Из динамика айфона все ещё доносится нудное бормотание редактора, и Аддамс впивается ногтями в подлокотник компьютерного кресла в слабой попытке сконцентрироваться на телефонном разговоре. Костяшки и без того бледных пальцев становятся совсем белыми.
Ксавье улыбается — широко, триумфально, — а спустя секунду отодвигает в сторону мешающую полоску нижнего белья и резко вводит сразу два пальца. От ощущения обжигающей влажности окончательно сносит крышу. Он тут же увеличивает глубину проникновения до максимальной — и останавливается.
Совершенное тело Уэнсдэй напрягается, как натянутая гитарная струна, и её бедра рефлекторно подаются навстречу грубоватым ласкам. Она отстраняет руку с телефоном, и в трубке быстро повисает молчание.
— Уэнсдэй, ты меня слушаешь вообще? — из динамика доносится недовольный голос редактора. Судя по интонации, он близок к нервному срыву. — Мне надо к утру отправить первую часть в издательство, как ты не возьмёшь в толк… Иначе меня лишат годовой премии.
— Ты ноешь, как пятилетняя девочка, — совладав с собой, Аддамс снова подносит телефон к уху и пытается отодвинуться, но спинка кресла упирается в столешницу, и все пути к отступлению отрезаны. — Что там ещё у тебя?
Ксавье не двигает рукой в течение минуты, пока несчастный редактор подробно и обстоятельно излагает свои предложения о необходимых правках. Уэнсдэй закусывает нижнюю губу, отчаянно стараясь абстрагироваться, ёрзает на сиденье, но только усугубляет своё положение. Он слегка изгибает пальцы особым образом — и с упоением ощущает, как мышцы внутри неё, истекающие раскалённой влагой, начинают пульсировать. Грудь Аддамс тяжело вздымается, а дыхание становится рваным и прерывистым.
— Хорошо, сделаем так… — как только она начинает говорить, Ксавье резко вынимает пальцы и, сильнее отодвинув в сторону кружевную полоску, подаётся вперед.
Припадает губами к клитору — Аддамс вздрагивает как от удара тысячевольтным разрядом тока, но Торп не дает ей шанса опомниться. Горячий язык описывает несколько дразнящих круговых движений и скользит ниже.
Туда, где все давно отчаянно пульсирует и сочится обжигающей влажностью с тонким привкусом крышесносного возбуждения.
У неё вырывается ругательство — и Ксавье не может сдержать триумфальной улыбки. Уэнсдэй крайне редко позволяет себе нецензурные выражения на родном языке, предпочитая использовать почти благозвучное итальянское «Oh merda».
Но сегодня, похоже, исключительный случай.

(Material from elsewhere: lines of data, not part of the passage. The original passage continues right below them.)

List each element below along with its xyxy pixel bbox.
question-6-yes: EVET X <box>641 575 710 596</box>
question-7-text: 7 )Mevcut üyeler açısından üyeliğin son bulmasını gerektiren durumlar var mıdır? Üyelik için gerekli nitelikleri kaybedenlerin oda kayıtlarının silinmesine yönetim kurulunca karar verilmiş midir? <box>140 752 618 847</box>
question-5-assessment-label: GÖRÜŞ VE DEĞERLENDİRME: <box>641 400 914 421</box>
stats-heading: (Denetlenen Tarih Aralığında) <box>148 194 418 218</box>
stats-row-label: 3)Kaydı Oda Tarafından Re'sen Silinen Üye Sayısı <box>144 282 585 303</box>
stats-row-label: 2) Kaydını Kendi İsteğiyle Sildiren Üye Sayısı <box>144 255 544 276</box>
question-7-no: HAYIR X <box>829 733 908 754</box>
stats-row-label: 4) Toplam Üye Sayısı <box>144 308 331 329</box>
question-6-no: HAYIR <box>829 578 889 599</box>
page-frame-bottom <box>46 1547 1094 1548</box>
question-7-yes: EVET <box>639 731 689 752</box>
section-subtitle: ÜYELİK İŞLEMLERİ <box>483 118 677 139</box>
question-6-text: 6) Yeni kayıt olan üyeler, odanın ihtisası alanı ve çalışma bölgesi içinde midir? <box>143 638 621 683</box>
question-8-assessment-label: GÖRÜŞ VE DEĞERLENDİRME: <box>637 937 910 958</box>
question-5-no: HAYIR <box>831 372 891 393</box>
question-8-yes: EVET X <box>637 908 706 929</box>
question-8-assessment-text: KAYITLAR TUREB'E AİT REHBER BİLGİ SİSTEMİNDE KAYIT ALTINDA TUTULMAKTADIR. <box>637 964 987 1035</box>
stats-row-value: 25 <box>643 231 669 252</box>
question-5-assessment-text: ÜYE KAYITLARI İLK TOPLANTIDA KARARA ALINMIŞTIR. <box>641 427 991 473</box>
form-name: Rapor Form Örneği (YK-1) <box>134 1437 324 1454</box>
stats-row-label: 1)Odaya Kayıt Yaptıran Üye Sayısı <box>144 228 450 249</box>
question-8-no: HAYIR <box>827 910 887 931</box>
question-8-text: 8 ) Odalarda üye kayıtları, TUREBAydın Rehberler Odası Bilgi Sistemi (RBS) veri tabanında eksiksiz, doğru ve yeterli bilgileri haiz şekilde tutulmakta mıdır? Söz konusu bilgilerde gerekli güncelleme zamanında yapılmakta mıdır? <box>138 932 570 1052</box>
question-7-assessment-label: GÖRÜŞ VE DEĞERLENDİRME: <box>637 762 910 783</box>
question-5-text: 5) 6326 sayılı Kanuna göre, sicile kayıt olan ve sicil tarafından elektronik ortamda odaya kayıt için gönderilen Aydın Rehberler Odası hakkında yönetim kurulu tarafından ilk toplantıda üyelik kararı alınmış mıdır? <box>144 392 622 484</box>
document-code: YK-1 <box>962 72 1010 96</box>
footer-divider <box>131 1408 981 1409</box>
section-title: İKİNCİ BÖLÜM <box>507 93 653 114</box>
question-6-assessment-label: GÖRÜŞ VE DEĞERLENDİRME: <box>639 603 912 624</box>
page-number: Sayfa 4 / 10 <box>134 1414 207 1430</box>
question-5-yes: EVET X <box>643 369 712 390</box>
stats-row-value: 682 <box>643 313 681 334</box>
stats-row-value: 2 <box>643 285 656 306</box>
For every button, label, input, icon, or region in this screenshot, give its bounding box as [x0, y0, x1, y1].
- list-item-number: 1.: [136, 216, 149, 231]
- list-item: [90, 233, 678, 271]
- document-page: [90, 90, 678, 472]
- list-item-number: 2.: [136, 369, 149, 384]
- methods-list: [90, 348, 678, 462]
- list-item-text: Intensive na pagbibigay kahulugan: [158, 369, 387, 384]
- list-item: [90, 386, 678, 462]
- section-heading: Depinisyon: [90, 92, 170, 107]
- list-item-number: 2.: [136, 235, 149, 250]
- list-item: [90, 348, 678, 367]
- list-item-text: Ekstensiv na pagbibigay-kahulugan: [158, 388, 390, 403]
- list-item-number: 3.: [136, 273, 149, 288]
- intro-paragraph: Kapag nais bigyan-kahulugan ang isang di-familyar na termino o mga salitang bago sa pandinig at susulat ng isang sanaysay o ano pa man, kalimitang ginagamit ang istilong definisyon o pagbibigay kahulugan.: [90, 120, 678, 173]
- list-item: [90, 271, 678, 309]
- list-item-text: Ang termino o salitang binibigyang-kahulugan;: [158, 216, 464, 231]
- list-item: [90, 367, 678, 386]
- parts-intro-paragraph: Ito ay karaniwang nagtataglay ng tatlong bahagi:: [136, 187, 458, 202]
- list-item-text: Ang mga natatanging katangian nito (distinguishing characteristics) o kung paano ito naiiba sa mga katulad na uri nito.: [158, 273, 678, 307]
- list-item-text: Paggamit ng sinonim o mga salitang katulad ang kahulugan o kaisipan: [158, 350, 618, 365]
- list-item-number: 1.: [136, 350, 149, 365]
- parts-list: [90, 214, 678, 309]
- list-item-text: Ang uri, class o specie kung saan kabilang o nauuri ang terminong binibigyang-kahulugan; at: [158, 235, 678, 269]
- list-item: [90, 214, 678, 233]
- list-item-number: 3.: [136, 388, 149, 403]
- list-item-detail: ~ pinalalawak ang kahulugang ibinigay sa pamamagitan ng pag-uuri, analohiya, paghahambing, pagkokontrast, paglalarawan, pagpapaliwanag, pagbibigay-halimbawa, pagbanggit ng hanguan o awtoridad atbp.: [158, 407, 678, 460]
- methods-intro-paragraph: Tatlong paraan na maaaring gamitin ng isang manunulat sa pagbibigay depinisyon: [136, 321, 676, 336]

— Это я не тебе… — поспешно добавляет она в трубку, но обычно ровный голос заметно дрожит. — Нет, все в порядке… Просто блокнот на ногу уронила.
Наспех придуманная ложь звучит совершенно неправдоподобно — очевидно, Уэнсдэй уже не способна нормально соображать. Ксавье на секунду прекращает мучительные ласки, желая подольше растянуть столь изысканную пытку. Но не отстраняется, опаляя разгоряченную влажную кожу ещё более обжигающим дыханием. Невесомо прижимается губами к внутренней стороне бедра в непосредственной близости от самого чувствительного места.
Аддамс настойчиво пытается оттолкнуть его голову свободной рукой, запустив дрожащие пальчики в каштановые волосы и грубо дергая назад. Это резкое движение причиняет небольшую боль — желая отомстить за подобную дерзость, Ксавье вновь припадает губами к клитору. И с упоением ощущает, как по напряженному телу Уэнсдэй проходит волна дрожи.